Qual è la domanda più difficile o scomoda che le è stata rivolta?
“Quella più difficile in assoluto non l'ho inserito nel libro: circa sei anni fa, in una scuola,un bimbo mi chiese cosa avrei preferito avere tra due gambe per correre e due ali per volare. Mi spiazzò. È incredibile quanto le bambine e i bambini riescano a vedere più a fondo delle persone adulte. Non sapendo cosa dire gli chiesi ‘Tu?’, e lui mi rispose ‘Due ali per volare!’, allora gli ricambiai il grande sorriso e replicai: ‘Allora anche io’”.
C'è una domanda che nessuno le ha mai fatto ma che vorrebbe ricevere (sempre sul tema)? “In realtà, una domanda che avrei voluto molto ricevere mi è stata fatta qualche mese fa: ‘Sei monogamo o credi nelle non-monogamie-etiche e/o nel poliamore?’. Al di là di quale sia la mia risposta, concepire che una persona con disabilità possa addirittura vivere una sessualità ‘non conforme’ a quella stereotipata dalla società è oggi (purtroppo) quasi rivoluzionaria: è proprio qui che dobbiamo arrivare, al non dare nulla per scontato e nel vedere in chi abbiamo davanti le nostre stesse possibilità, anzi, a volte perfino di più anche se non sembra”.

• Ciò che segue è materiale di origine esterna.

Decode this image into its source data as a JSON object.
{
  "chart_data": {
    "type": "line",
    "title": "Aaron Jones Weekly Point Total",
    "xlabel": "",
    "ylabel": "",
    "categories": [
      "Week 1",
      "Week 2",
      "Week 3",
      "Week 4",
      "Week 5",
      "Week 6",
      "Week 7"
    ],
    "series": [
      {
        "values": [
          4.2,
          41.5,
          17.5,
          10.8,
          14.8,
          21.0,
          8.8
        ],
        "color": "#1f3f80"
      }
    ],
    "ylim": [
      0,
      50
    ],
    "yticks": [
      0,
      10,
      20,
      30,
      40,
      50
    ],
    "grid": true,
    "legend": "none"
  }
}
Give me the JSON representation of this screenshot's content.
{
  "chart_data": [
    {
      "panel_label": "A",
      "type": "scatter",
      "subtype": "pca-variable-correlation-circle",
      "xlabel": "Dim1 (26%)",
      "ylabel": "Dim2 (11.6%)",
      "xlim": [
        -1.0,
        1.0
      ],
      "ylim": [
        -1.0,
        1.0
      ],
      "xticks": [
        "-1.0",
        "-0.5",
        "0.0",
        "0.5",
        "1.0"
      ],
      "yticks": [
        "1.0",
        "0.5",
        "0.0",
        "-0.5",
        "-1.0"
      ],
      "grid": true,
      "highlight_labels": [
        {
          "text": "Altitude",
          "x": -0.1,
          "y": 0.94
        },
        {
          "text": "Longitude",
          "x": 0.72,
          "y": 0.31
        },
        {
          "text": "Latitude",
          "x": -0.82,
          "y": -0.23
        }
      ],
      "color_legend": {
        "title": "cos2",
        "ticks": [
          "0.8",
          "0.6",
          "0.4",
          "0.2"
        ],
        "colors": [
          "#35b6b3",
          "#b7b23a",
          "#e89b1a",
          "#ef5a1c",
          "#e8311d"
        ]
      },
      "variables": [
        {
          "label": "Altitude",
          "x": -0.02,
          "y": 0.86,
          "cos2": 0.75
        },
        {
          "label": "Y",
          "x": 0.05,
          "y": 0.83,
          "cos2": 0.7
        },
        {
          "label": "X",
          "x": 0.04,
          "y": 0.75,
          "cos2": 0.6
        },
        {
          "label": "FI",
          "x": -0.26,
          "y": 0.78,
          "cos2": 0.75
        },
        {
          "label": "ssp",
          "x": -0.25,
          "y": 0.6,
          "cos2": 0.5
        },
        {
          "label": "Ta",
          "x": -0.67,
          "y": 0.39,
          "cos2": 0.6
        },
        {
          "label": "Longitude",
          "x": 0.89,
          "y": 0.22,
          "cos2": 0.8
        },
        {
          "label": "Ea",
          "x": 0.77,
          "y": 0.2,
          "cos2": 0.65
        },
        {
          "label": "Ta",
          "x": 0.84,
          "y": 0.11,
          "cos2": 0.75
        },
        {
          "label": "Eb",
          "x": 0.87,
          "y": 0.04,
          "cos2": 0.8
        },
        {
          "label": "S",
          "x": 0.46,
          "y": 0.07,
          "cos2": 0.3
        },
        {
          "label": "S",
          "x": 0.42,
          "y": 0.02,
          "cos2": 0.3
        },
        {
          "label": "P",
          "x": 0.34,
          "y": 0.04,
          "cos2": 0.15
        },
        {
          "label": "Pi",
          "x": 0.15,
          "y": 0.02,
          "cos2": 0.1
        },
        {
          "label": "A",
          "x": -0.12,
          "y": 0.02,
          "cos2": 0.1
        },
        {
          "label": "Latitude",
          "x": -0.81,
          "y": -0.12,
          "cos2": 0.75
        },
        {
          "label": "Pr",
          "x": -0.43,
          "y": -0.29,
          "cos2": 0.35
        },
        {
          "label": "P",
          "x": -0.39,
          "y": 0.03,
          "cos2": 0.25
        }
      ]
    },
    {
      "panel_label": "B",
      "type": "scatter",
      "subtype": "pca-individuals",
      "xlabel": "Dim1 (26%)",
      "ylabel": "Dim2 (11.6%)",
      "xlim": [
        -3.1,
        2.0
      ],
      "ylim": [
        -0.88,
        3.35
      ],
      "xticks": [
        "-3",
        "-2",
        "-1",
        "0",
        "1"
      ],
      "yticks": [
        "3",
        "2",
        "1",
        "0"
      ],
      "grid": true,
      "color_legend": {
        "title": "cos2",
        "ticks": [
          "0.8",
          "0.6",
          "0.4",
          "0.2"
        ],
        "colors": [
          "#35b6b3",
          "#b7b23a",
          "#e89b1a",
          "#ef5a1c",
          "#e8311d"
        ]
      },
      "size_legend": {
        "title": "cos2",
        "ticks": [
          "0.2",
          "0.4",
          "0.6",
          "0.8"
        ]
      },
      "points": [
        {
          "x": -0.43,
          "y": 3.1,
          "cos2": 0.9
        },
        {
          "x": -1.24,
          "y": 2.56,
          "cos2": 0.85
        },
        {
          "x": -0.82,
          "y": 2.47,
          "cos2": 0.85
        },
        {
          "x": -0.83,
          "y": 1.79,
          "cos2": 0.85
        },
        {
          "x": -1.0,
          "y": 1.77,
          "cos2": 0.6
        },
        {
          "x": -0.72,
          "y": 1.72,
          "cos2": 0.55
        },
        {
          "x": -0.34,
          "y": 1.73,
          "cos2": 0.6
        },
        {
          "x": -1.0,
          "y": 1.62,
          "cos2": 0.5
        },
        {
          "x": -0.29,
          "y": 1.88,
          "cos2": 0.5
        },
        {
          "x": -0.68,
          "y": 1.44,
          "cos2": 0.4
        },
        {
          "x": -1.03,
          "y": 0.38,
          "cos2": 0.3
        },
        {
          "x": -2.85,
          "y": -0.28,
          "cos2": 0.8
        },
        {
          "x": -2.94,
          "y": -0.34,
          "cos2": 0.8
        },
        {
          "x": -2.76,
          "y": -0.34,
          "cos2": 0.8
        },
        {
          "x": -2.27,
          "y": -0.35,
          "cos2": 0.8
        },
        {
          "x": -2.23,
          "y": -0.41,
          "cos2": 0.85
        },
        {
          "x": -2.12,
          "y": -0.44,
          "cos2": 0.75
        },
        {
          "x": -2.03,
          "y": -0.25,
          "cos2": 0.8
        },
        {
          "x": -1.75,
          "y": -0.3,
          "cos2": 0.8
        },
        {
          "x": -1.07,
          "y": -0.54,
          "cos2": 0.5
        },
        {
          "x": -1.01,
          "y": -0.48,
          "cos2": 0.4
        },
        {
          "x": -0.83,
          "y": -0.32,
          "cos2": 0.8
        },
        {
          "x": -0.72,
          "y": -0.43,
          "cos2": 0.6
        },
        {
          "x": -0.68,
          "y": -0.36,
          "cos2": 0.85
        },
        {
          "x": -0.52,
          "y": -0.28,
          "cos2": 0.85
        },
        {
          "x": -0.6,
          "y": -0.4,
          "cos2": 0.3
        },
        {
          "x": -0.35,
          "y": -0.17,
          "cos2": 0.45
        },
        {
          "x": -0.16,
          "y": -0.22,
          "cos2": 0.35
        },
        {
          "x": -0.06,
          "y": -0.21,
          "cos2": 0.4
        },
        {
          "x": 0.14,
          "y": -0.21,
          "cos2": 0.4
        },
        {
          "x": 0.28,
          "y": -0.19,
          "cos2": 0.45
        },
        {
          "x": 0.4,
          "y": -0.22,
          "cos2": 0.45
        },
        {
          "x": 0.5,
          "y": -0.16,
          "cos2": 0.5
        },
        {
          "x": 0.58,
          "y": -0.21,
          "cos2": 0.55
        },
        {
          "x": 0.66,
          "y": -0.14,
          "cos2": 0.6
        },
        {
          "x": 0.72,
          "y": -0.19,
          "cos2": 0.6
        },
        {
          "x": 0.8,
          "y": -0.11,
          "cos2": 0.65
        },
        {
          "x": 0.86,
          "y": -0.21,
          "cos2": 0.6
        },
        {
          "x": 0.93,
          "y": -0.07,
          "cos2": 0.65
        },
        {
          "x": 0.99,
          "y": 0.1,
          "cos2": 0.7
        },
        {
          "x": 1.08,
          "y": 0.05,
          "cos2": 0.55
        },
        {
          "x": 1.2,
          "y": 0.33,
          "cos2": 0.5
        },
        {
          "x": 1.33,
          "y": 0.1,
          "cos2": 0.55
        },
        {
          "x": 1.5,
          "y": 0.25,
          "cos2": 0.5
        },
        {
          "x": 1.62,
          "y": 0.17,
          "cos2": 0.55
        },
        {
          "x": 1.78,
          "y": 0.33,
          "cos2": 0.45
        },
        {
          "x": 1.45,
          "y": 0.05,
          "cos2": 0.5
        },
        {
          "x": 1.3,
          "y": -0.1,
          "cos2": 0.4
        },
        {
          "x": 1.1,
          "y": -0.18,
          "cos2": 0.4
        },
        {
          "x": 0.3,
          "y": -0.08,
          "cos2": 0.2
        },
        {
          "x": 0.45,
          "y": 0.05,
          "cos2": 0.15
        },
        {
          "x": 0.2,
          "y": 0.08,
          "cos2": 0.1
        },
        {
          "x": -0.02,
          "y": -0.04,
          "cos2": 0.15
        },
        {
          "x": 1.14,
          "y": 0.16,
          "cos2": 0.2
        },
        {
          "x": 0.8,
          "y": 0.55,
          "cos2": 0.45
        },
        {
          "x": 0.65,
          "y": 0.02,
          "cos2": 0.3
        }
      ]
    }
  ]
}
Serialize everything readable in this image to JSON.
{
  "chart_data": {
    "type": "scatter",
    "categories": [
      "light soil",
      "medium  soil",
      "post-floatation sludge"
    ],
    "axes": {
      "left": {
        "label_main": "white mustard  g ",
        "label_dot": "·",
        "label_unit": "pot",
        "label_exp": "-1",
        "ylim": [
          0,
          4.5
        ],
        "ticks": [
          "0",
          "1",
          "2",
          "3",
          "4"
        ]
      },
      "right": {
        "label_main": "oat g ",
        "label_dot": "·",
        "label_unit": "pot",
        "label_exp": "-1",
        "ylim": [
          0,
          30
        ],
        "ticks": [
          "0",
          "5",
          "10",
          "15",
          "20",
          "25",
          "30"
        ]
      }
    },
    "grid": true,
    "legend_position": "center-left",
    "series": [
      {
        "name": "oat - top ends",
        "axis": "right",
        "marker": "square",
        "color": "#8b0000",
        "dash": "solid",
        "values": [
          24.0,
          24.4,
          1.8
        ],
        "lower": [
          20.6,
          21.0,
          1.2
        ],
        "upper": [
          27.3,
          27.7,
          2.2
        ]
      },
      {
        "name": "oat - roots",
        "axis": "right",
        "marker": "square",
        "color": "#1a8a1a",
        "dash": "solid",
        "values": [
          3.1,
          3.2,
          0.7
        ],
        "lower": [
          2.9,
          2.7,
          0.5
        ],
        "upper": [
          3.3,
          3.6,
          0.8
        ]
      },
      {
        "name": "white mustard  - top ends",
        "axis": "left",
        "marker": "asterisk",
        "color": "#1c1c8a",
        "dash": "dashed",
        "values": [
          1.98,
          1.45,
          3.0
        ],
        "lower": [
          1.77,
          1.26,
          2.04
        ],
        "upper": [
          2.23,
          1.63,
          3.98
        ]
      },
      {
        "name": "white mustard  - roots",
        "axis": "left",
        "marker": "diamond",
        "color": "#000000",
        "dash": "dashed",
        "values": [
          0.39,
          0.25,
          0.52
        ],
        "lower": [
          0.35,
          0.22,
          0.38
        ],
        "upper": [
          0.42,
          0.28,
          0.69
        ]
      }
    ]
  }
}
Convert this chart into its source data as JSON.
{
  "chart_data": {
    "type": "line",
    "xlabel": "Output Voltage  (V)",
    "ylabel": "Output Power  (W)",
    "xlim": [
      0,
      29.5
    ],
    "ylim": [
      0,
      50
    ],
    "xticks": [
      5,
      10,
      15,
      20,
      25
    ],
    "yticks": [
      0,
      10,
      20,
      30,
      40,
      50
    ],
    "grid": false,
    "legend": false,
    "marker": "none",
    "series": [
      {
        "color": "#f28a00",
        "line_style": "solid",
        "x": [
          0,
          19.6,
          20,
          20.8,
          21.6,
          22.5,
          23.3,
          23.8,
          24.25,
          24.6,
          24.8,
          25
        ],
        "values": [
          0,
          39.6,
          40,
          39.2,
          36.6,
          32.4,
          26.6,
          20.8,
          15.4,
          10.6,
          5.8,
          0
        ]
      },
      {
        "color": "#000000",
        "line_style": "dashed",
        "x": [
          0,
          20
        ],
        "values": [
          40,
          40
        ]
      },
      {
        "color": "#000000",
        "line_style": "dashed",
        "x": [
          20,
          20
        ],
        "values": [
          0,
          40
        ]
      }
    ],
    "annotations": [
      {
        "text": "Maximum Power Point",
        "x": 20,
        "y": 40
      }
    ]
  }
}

La figura dell'operatore all'emotività, affettività e sessualità è una novità. In Toscana è stata introdotta grazie a una sua mozione. Quali sono, secondo lei, gli impatti concreti che questa nuova figura può avere sulle vite delle persone con disabilità e delle loro famiglie? “Riconoscere la figura dell'OEAS, istituzionalizzandola, porterebbe finalmente a una corretta gestione di un'esigenza umana che, se non affrontata in modo corretto, non solo crea grossi problemi in chi la vive ma anche traumi per le famiglie e le persone vicine. Queste a oggi non hanno gli strumenti adeguati per vivere serenamente la dimensione intima, e quindi si sentono comprensibilmente abbandonate dalle Istituzioni. Ma nascondere la sotto polvere al tappeto non è mai la soluzione, tantomeno quando lo si fa per imbarazzi inconcepibili nel 2025 (e questo vale per l'assenza di un'educazione sessuo-affettiva qualificata generale, a partire nelle scuole, con conseguenze tremende che dovremmo ben conoscere)”.
A qualche mese dall'approvazione, quali riscontri ha ricevuto sul territorio? Ci sono già segnali concreti di cambiamento o sviluppi nell'attuazione pratica della figura dell'operatore?
“Sicuramente ha creato molte occasioni di dibattito, ha permesso riflessioni documentate liberandole dai pregiudizi (facendo cambiare idea a molte persone, in positivo) e ha permesso di tenere accesa l'attenzione sul tema. Sono però realista: finché avremo un governo di destra, con stampo ultra conservatore, non raggiungeremo mai il traguardo a livello istituzionale. Noi però non molliamo e continueremo a ricordare che il diritto alla sessualità, e quindi alla scoperta ed esplorazione del proprio corpo, abile o disabilzzato che sia, rientra tra i diritti fondamentali in quanto garantisce benessere psicofisico: e lo dice l'Onu, non Iacopo Melio”.